Arte terapia per tutti con obiettivi diversi
Comunicazione validante compromissione cognitiva lieve o
moderata
Coperta terapeutica compromissione cognitiva grave di
tipo severo
Doll therapy compromissione cognitiva grave
Gruppi remember compromissione cognitiva lieve o
moderata
Memory training compromissione cognitiva lieve o
moderata
Musicoterapia per tutti con obiettivi diversi
Pet therapy per tutti con obiettivi diversi
Reality orientation therapy compromissione cognitiva lieve o
moderata
Robot-therapy compromissione cognitiva moderata o
grave
Sand therapy compromissione cognitiva moderata o
grave
Time slips, il tempo scivola compromissione cognitiva moderata
ALTRE LETTURE

- Martin Suter: Come è piccolo il mondo. Feltrinelli Editore. L'elegante


sessantenne Konrad Lang comincia a sragionare e a compiere azioni strane,
finché un giorno dà fuoco ad una villa: è affetto dal morbo di Alzheimer.

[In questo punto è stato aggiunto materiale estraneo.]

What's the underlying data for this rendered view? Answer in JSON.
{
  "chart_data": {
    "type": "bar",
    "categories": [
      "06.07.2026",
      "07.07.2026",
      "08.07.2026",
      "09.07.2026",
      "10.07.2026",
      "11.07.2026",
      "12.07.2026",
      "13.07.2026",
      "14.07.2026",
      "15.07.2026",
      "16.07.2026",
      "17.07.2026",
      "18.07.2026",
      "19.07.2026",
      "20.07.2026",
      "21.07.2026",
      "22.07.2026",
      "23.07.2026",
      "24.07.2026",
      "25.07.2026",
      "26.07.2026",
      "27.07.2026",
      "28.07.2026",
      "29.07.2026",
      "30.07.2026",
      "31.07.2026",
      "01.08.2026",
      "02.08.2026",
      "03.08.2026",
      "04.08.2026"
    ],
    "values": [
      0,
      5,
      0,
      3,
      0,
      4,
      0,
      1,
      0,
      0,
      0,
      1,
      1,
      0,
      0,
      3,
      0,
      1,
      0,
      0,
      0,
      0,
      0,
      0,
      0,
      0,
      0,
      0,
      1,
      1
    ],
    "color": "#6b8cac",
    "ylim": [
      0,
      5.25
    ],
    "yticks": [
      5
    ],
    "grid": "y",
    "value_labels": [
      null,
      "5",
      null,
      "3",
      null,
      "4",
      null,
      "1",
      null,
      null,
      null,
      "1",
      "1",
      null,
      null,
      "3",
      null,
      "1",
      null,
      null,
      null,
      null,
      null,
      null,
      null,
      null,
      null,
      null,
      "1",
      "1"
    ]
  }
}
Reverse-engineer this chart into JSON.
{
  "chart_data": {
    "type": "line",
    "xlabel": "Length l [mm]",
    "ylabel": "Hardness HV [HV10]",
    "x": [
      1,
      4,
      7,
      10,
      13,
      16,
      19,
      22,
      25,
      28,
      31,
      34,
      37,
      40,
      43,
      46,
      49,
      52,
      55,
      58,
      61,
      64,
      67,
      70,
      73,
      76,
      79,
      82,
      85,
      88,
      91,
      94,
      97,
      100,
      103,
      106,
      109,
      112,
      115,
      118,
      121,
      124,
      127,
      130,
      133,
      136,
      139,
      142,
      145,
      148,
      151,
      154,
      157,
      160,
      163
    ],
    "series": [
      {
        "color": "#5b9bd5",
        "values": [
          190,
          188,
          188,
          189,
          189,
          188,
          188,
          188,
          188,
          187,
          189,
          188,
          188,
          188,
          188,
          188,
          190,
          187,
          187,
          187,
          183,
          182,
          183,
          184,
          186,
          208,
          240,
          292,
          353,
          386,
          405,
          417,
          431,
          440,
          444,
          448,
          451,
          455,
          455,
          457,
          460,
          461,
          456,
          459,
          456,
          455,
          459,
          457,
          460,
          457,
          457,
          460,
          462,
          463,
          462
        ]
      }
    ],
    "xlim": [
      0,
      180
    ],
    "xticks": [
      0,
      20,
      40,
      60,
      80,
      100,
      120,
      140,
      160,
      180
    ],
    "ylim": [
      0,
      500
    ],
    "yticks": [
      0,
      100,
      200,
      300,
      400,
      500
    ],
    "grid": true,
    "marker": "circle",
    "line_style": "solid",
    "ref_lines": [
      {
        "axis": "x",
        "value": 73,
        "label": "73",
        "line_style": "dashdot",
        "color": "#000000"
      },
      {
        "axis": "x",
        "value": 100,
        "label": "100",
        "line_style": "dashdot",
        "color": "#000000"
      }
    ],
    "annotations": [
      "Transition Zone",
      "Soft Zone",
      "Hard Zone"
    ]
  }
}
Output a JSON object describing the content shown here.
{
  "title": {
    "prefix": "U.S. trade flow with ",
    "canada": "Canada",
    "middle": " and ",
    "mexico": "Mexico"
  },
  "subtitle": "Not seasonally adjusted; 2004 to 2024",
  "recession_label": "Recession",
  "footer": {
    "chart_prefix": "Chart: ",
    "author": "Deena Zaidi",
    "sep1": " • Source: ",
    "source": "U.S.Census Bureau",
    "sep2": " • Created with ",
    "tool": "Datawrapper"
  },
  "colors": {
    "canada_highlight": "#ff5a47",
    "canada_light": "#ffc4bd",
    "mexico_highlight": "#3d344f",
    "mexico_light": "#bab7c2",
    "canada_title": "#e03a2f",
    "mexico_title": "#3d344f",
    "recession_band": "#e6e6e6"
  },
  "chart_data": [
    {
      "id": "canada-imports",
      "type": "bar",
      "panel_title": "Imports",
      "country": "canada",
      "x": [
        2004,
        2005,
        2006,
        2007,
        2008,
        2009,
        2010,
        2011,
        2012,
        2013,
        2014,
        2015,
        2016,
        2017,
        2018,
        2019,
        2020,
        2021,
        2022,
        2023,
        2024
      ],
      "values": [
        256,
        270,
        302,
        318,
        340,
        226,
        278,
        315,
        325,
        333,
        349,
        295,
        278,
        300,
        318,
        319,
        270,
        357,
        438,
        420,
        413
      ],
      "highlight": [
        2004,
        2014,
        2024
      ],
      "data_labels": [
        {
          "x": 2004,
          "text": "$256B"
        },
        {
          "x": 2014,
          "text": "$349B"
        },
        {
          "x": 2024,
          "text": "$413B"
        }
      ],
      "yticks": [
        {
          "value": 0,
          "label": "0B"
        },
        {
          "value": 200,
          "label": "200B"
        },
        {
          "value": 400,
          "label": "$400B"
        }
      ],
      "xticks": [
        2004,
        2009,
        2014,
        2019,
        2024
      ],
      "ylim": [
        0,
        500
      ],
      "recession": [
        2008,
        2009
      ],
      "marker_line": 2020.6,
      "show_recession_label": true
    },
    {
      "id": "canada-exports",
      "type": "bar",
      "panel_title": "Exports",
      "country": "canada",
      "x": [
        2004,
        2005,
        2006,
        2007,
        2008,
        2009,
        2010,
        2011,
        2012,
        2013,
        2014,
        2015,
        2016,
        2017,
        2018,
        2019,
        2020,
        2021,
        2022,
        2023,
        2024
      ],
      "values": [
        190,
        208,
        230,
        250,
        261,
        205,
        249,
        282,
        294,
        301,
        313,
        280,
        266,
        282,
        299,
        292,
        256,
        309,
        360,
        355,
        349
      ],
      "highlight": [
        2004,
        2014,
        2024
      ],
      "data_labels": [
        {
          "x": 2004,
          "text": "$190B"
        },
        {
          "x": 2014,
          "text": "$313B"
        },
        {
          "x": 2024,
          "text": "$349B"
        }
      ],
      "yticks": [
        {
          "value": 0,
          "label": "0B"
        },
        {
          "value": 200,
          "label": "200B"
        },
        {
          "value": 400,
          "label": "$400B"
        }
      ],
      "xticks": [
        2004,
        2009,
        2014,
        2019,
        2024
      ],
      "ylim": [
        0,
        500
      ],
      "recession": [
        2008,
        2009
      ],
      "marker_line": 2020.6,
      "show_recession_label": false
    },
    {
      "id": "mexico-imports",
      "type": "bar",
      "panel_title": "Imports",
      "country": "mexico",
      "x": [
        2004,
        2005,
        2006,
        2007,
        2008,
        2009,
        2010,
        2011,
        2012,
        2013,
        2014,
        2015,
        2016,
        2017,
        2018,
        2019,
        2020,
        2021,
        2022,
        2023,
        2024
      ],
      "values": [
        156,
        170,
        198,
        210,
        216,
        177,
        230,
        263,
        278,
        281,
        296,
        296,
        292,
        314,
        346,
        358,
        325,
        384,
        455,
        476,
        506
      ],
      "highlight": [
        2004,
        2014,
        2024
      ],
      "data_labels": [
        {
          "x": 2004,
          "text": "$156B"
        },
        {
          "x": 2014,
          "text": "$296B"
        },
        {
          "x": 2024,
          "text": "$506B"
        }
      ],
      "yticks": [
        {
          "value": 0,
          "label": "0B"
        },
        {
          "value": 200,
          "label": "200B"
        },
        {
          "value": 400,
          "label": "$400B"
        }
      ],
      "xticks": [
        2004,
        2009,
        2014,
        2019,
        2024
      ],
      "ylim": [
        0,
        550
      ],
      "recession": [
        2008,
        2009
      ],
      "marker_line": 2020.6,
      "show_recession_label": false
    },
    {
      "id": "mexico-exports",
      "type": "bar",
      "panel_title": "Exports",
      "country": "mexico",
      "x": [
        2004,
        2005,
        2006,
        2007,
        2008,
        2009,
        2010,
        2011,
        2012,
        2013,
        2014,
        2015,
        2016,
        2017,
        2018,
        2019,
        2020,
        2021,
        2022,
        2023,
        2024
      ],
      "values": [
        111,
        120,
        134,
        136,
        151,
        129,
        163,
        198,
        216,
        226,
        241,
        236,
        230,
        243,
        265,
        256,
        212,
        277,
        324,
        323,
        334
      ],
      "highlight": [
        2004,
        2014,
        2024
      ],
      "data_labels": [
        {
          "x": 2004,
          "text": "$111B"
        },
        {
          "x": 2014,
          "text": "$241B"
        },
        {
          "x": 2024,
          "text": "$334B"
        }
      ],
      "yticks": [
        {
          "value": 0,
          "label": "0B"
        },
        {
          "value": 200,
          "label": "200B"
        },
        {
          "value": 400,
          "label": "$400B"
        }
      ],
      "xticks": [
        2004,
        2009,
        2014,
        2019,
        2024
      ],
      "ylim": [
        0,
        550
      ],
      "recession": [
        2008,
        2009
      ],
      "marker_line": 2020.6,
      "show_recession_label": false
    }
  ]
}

Martin Suter scrive un romanzo sul tema drammatico del morbo di
Alzheimer, volgendo lo sguardo sulla buona società svizzero tedesca.
- L'Isola dei senza memoria: Romanzo di Yoko Ogawa. un tempo non
precisato, su un’isola senza nome l’intera popolazione progressivamente
smette di ricordare.
- Mordecai Richler: La versione di Barney. Edizione Adelphy 2007.
Barney Panofsky è un anziano ebreo canadese (un pò matto…) che decide
di scrivere un’autobiografia. Il romanzo è strutturato in tre parti, una per
ciascuna delle tre mogli: la pittrice Clara, morta suicida a Parigi; la ciarliera
"seconda signora Panofsky", ricca ereditiera che Barney sposa senza
convinzione e dalla quale divorzia; Miriam, il vero grande amore di Barney.
Nel corso della stesura i ricordi di diventano progressivamente confusi, fino
a quando non gli viene diagnosticata la malattia di Alzheimer. Le memorie
di Barney vengono pubblicate postume dal figlio Michael con l'inserimento
di note a piè di pagina (a correzione delle numerose sviste di Barney)
- Paco Roca: Rughe. Edizione Prospero’s Books 2007. Considerata una
delle migliori opere fumettistiche 2007-2008. Emilio, l’anziano
protagonista è ricoverato presso una famiglia che lo abbandona e sparisce
dalla sua vista. Entrato in casa di cura Emilio tenta, assieme ai propri
compagni, una lotta contro il tempo per tenere viva la memoria cercando di
evitare di essere trasferito all’ultimo piano, quello dello stadio avanzato,
ovvero, del non-ritorno. L’autore riesce a descrivere le diverse fasi della M.
di Alzheimer con grande sensibilità ed espressività usando il fumetto come
strumento di comunicazione.
Paco coglie l’essenza della malattia raffigurandola mediante l’originale
espediente delle “cartoline” che fuoriescono come ricordi impazziti,
volando via dalla testa del protagonista.